You’d be in water, your skin adjusted to one temperature, and suddenly
you’d be in an invisible bowl of colder water, goose-bumps trying to jump right
off your skin to get out of the water!
They were cold springs. No doubt cold because they came from melted
snow. And they stayed cold from resting
underground before they sprung. It’s always
52 degrees, I hear, three feet under ground.
I wonder if I could hear water under the earth.
In the summer 52 degrees is cool, in
the winter that is warm enough not to freeze.
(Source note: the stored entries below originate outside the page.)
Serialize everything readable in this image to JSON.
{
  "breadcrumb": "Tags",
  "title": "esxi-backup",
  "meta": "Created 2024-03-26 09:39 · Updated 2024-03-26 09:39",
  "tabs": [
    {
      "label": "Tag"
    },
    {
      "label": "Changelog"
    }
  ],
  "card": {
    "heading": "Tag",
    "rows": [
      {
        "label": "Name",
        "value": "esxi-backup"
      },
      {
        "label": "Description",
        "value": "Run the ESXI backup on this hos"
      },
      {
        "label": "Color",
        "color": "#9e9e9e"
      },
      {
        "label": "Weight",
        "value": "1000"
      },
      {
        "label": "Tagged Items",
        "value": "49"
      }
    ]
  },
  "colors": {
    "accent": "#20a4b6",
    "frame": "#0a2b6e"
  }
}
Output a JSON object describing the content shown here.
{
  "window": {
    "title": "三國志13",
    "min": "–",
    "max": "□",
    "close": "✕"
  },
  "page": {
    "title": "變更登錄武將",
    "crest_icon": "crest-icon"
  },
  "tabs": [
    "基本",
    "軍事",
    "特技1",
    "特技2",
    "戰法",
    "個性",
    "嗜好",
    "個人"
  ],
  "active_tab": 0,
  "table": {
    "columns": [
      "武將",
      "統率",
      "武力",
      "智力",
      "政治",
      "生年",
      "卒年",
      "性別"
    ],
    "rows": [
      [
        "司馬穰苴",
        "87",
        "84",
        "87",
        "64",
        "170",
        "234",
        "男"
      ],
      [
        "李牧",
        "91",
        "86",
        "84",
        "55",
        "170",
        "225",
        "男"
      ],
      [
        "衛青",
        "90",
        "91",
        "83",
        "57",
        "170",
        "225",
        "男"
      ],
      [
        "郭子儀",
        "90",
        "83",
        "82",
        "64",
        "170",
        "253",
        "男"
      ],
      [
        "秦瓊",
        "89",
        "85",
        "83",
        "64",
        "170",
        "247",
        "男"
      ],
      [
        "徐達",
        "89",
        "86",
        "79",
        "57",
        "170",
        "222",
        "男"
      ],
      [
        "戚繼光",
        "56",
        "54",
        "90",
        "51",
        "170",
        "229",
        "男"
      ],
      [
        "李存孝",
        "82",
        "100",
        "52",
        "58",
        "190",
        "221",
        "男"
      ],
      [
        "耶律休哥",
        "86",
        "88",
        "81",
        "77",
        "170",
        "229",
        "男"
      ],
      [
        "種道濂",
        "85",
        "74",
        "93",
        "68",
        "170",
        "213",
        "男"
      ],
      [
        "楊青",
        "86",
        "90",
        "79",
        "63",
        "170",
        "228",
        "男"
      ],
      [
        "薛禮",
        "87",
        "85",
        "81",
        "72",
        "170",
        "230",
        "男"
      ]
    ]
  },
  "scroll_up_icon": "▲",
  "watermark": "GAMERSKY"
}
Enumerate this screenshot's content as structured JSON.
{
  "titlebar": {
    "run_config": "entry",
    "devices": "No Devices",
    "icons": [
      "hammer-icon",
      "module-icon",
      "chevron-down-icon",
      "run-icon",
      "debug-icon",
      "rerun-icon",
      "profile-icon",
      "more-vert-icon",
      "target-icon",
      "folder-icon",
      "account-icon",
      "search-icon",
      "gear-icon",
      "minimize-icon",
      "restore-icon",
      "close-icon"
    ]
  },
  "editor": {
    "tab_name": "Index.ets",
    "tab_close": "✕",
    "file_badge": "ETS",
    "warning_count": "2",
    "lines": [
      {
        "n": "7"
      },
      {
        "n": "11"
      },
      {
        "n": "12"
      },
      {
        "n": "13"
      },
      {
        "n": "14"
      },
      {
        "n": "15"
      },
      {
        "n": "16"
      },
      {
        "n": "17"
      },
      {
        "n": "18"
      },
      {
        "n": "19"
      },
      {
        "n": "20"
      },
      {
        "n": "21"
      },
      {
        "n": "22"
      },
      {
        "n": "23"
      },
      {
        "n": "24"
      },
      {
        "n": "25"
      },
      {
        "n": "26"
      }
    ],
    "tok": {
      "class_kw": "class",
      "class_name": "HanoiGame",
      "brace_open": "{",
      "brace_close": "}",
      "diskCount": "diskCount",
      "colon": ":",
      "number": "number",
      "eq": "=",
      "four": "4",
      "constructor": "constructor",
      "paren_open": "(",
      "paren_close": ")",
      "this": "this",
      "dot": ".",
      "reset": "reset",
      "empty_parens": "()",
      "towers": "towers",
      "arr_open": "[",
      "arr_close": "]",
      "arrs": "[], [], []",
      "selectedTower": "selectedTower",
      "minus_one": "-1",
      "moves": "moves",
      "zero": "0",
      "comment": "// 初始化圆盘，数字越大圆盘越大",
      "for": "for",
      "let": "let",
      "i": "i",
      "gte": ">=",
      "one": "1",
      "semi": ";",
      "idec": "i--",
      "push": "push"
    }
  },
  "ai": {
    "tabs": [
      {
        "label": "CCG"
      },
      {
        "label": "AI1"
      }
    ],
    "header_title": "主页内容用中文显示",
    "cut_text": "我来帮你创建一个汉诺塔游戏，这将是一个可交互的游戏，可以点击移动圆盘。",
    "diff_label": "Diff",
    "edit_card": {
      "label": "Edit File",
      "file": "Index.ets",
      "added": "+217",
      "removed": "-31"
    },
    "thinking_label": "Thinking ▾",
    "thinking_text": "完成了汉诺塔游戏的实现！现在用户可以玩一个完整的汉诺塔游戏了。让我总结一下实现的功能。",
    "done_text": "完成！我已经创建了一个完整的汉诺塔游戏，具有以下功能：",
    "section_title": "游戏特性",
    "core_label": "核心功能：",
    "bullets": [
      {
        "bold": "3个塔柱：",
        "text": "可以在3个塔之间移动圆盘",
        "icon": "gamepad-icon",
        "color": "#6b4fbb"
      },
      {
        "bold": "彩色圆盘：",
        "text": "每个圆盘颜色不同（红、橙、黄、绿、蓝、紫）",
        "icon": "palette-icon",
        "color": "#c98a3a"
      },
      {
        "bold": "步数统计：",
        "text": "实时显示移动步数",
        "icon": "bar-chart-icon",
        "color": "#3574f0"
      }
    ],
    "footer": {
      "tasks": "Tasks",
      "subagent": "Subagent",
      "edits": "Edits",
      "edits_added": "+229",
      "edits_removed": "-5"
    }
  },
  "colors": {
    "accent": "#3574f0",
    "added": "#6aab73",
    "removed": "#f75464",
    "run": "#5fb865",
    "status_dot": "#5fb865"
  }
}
In the spring the temperature is in-between, like the whole season
itself: a changing point. The spring in Hopatcong was a changing point because it took some time
to manifest itself as a pleasant spring.
Yet you could see and, perhaps more importantly, feel things
change. New sprouts in the dirt and on
branches; mud sticks to your clothes like a sign that tells secrets about you.
We read in the town weekly paper that
there was a spring fishing contest to take place not too far away on the Morris Canal. The Morris
Canal was not the lake but rather
a man-dugout line of water that was used to transport big barges. These barges transported supplies, just like
trucks or trains do today. But these
barges were on water. This allowed donkeys and horses to pull tons
and tons of products like stones, metal, glass and food.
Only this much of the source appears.